A new method developed by the Clinical Islet Transplantation Consortium will enable many of the seriously affected Type 1 diabetes patients to achieve years of insulin independence.
The researchers, co-led by Michael Rickels, the Willard and Rhoda Ware Professor in Diabetes and Metabolic Diseases in the Perelman School of Medicine, found that many patients didn’t need insulin to maintain their blood sugar for up to eight years. The research also found that this new approach required fewer transplants than usual and was extremely safe, according to Penn Medicine News.
Islet transplantation — a form of cell replacement therapy — is the process of separating islet cells from a donor pancreas and transplanting those cells into a person that has Type 1 diabetes, according to Penn Medicine News. The study was conducted to determine the long-term effects of transplantation for Type 1 diabetes patients.
Islet cells are located in the pancreas, where they produce insulin and are critical to keeping blood sugar in check. The islets of those with Type 1 diabetes have been destroyed by their immune systems and do not carry out this function. Islet transplantation is a non-surgical procedure, the only procedure outside of a full pancreas transplant that can restore natural insulin production in patients with Type 1 diabetes, according to the Diabetes Research Institute.

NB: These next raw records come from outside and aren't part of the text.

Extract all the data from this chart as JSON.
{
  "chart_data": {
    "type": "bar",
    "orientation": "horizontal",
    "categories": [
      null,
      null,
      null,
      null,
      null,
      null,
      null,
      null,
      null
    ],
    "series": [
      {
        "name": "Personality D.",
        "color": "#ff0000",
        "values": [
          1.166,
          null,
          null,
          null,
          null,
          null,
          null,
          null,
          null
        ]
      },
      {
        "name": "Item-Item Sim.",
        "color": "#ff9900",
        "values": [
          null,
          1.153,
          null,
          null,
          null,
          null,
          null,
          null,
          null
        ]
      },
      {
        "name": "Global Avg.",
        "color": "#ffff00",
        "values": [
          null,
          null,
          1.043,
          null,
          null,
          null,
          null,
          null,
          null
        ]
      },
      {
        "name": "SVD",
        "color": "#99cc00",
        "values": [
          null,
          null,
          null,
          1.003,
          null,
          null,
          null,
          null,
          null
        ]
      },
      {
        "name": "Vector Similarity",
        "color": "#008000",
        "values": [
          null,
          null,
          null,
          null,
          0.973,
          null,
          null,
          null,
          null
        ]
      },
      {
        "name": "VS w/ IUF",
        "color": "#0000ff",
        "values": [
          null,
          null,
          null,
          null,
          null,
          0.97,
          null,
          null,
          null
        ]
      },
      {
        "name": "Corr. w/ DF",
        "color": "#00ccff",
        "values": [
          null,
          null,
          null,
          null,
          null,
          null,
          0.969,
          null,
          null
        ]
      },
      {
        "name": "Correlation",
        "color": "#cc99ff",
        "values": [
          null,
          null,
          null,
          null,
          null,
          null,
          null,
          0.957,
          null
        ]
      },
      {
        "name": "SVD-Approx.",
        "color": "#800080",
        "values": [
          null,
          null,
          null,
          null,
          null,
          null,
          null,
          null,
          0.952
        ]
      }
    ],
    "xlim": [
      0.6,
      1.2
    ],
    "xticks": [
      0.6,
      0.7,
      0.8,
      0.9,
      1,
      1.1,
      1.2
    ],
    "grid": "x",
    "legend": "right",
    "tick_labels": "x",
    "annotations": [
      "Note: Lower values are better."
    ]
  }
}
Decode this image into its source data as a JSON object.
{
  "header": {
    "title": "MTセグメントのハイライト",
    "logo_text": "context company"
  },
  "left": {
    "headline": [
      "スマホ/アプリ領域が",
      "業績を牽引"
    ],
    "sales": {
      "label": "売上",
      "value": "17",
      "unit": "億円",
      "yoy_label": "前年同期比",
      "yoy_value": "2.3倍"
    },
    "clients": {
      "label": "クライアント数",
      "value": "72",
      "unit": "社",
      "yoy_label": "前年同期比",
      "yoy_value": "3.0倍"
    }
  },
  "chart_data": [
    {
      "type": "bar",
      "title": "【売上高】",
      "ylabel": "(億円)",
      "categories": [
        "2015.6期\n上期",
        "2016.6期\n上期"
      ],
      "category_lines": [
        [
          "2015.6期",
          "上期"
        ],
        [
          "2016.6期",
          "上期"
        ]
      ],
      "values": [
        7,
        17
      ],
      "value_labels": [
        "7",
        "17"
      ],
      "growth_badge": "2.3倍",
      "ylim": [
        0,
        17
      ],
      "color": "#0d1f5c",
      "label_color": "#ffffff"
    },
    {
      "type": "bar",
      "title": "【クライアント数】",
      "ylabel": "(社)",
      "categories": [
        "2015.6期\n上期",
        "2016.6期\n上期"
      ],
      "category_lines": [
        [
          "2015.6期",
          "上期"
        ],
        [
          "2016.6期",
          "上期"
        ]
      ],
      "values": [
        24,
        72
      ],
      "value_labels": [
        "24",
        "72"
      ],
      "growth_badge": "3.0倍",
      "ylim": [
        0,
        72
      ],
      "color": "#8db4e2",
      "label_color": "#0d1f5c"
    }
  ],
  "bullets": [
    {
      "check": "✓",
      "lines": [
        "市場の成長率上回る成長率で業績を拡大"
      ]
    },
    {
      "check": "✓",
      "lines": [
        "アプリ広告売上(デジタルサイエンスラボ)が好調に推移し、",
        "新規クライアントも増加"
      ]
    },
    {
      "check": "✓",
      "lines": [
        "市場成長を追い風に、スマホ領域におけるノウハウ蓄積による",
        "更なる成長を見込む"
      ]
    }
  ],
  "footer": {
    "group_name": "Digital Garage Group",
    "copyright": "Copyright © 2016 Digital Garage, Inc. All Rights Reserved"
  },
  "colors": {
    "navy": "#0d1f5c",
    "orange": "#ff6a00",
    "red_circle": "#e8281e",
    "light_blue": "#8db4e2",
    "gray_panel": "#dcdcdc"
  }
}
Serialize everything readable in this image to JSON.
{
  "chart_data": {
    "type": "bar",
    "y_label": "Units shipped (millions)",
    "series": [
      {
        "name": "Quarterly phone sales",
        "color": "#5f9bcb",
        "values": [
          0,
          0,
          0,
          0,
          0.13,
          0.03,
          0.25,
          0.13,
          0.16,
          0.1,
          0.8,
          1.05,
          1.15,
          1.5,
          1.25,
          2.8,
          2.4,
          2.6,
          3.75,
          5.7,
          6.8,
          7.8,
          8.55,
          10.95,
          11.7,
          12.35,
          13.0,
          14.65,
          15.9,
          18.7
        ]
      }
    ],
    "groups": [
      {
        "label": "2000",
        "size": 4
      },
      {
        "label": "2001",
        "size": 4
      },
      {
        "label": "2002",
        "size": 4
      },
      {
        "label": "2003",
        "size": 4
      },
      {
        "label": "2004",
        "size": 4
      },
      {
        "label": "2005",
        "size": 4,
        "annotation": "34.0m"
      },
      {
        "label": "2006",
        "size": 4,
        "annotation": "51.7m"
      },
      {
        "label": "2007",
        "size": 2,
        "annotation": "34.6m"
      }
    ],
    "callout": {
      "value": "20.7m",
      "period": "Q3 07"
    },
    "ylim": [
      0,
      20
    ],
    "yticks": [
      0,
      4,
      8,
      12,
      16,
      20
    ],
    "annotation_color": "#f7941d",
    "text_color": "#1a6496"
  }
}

For more than half of the Type 1 diabetes patients who participated in this study, the treatment removed their need for insulin for several years.
“These data are important in showing that, in the long run, islet transplantation has efficacy, including among those who have had kidney transplants,” Rickels told Penn Today.
“Yes, most Type 1 diabetes patients are improved tremendously with current insulin delivery systems. But for those having the most difficulty controlling their blood sugar, and those whose diabetes has already been complicated by needing a kidney transplant, the outcomes we saw in this study are what we’ve been hoping to achieve for more than 20 years.”
Since 2004, Rickels and his colleague Ali Naji — the J. William White Professor of Surgical Research — have worked with the Clinical Islet Transplantation Consortium to establish a standardized method for islet isolation and transplantation and to demonstrate its efficacy and safety as a new cell therapy to treat Type 1 diabetes, according to Penn Medicine News.
The patients in the study were among the most seriously affected by their disease.
Penn Medicine News reported that when measuring the safety of the process, researchers found there were 104 “serious adverse events” — meaning hospitalization for any reason — for the total patient population in the study after receiving islets.
“It’s important to note that none of the adverse events were related to the actual islet product," Rickels said. "Overall, this is a much less invasive procedure that opens itself up to significantly fewer complications than what many of these patients would otherwise require, a pancreas transplant, which involves major abdominal surgery.”